Adrienne Wood

Assistant Professor of Psychology

240E Gilmer Hall

Ph.D, University of Wisconsin-Madison B.A., Colorado College
Research Areas:

Social connections are vital to human flourishing. Being well-integrated in a community yields many benefits, including career opportunities, access to information and resources, emotional support, improved physical and mental health. Despite these benefits, people are spending less time with friends and have fewer close confidants than a few decades ago. To address the pressing societal issues of loneliness and disconnect, we need to understand why some people succeed in forming and maintaining a diverse network of social ties. And with the increasing diversity of our globalized communities, it is also important to understand how people bridge differences to become friends with people from other cultures and identities.

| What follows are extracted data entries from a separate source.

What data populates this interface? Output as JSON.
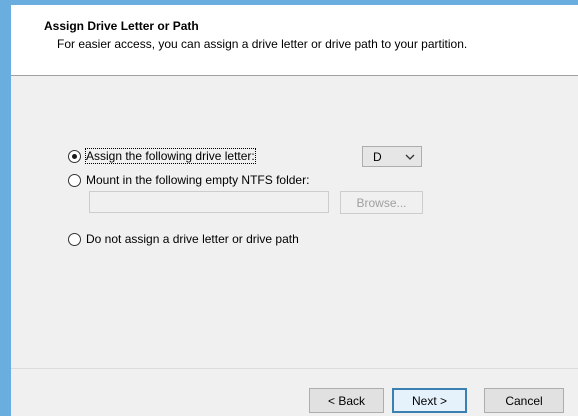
{
  "header": {
    "title": "Assign Drive Letter or Path",
    "subtitle": "For easier access, you can assign a drive letter or drive path to your partition."
  },
  "options": {
    "assign_letter": {
      "label": "Assign the following drive letter:",
      "selected": true
    },
    "mount_folder": {
      "label": "Mount in the following empty NTFS folder:",
      "selected": false
    },
    "no_letter": {
      "label": "Do not assign a drive letter or drive path",
      "selected": false
    }
  },
  "drive_letter": {
    "value": "D"
  },
  "folder_path": {
    "value": "",
    "placeholder": ""
  },
  "browse_button": {
    "label": "Browse..."
  },
  "footer": {
    "back_label": "< Back",
    "next_label": "Next >",
    "cancel_label": "Cancel"
  },
  "colors": {
    "frame_accent": "#6aaee0",
    "default_button_border": "#3c7fb1"
  }
}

To better understand how people connect, my research examines social behavior and relationships at multiple levels of analysis. Social connection begins with moments of interpersonal behavior: shared laughter, the exchange of interesting ideas, the achievement of synchrony. My lab studies the form and function of the nonverbal and verbal behaviors people use to understand each other and build bonds. But no social connections exist in isolation: they are links in an interconnected and dynamic network. That’s why we also study how people build their social networks. We zoom out one more time to consider what happens when people leave one social network for another, and what happens when enough people move around to create culturally diverse communities. Social behavior is rich and multimodal, so we use many methods, including mobile sensing, social network analysis, acoustic analysis, natural language topic modeling, agent-based modeling, and behavioral economics games.